Kirshbaum’s case is part of a growing number of labor lawsuits nationwide alleging coronavirus-related labor and employment violations.
Such lawsuits in Maine have included allegations that a Cumberland County Jail contractor had her security clearance revoked when she reported concerns about the jail’s virus protocols during an outbreak, that a Portland convenience store fired an employee for refusing to serve maskless customers and that a Lincoln supermarket demoted an assistant manager when she reported to management that customers and employees weren’t following virus protocols.
Kirshbaum claims that her firing from the radio station violated the Emergency Paid Sick Leave Act, a component of the Families First Coronavirus Response Act and the Emergency Family and Medical Leave Expansion Act, both passed by Congress in response to the pandemic.
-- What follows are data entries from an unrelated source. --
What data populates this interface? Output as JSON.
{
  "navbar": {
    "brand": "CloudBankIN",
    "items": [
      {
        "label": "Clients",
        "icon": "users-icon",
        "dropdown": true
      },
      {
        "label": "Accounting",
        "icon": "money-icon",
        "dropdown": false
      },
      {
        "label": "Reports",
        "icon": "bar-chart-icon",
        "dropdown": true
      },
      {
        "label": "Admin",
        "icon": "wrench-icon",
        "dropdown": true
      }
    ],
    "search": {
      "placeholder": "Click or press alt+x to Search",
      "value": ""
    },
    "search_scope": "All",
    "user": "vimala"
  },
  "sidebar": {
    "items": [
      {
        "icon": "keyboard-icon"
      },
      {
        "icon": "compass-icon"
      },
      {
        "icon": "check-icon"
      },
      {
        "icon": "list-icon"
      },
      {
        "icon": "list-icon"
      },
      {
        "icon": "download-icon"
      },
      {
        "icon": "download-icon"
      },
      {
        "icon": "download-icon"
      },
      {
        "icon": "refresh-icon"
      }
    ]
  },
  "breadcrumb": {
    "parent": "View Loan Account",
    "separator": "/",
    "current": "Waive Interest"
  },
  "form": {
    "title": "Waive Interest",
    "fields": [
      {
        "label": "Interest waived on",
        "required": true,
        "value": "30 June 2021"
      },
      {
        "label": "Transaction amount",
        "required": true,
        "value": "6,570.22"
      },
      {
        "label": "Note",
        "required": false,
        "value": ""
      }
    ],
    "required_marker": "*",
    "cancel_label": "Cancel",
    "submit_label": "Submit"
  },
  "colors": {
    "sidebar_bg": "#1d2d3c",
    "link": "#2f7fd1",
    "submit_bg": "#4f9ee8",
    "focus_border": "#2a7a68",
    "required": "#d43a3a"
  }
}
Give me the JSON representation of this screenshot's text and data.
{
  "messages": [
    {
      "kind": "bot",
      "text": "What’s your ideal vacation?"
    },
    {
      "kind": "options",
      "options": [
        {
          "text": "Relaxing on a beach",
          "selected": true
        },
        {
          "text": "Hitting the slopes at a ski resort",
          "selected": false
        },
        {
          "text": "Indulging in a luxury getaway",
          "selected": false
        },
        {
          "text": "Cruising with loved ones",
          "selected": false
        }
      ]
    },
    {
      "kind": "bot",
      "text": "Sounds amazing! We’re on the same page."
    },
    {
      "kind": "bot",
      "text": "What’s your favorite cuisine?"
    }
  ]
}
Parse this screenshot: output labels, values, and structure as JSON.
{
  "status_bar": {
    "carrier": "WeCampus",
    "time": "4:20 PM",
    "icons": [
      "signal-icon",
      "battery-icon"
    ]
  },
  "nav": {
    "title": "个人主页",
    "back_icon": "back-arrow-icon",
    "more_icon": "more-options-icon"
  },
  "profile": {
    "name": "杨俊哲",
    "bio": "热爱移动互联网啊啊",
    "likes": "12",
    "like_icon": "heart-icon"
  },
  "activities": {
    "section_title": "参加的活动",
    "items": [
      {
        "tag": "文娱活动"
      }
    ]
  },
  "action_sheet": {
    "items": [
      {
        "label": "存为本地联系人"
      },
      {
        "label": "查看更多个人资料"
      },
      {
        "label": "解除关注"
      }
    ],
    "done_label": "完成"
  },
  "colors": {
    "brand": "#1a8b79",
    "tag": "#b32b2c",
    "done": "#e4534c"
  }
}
Her attorney, David Webbert of Augusta, said Friday that a complaint Kirshbaum filed against Saga with the Maine Human Rights Commission in late 2020 is pending. Once the commission’s investigator has filed a report, discrimination claims will be added to the complaint, he said.
Saga, through its attorney, Shiloh Theberge of Portland, denied Kirshbaum’s allegations.
“Saga will not comment on this ongoing litigation, except to deny Plaintiff’s claims and state that it is planning to vigorously defend itself against those claims,” the company said.
Nationally, employment-related lawsuits over work issues during the pandemic are winding their way through the courts but no definitive decisions have been issued, according to Webbert. Several plaintiffs in other states have survived motions to dismiss their cases.
“These plaintiffs will still need to prove liability, but the courts’ willingness to allow them to proceed suggests some viability to these theories,” Webbert said.
The COVID-19 outbreak and its aftermath have made remote work an alternative to having employees perform their duties in an office in many professions.
Before the pandemic, courts often viewed skeptically requests to work from home as a reasonable accommodation under the American with Disabilities Act, finding that in-office work was an essential function of employees’ jobs, Webbert said.
“However, the pandemic has revealed that employees may successfully perform their jobs working remotely,” he said. “Indeed, the Equal Employment Opportunity Commission has stated that the ability to work from home during the pandemic should be considered in assessing the continued viability of remote work.”
Kirshbaum currently works remotely from her home on Mount Desert Island as a music director and on-air personality for radio stations in Baltimore and Vermont.
The case initially was filed in May in Cumberland County Superior Court in Portland. The attorney for Saga on Thursday moved it to U.S. District Court in Portland. An answer to the complaint is due Thursday.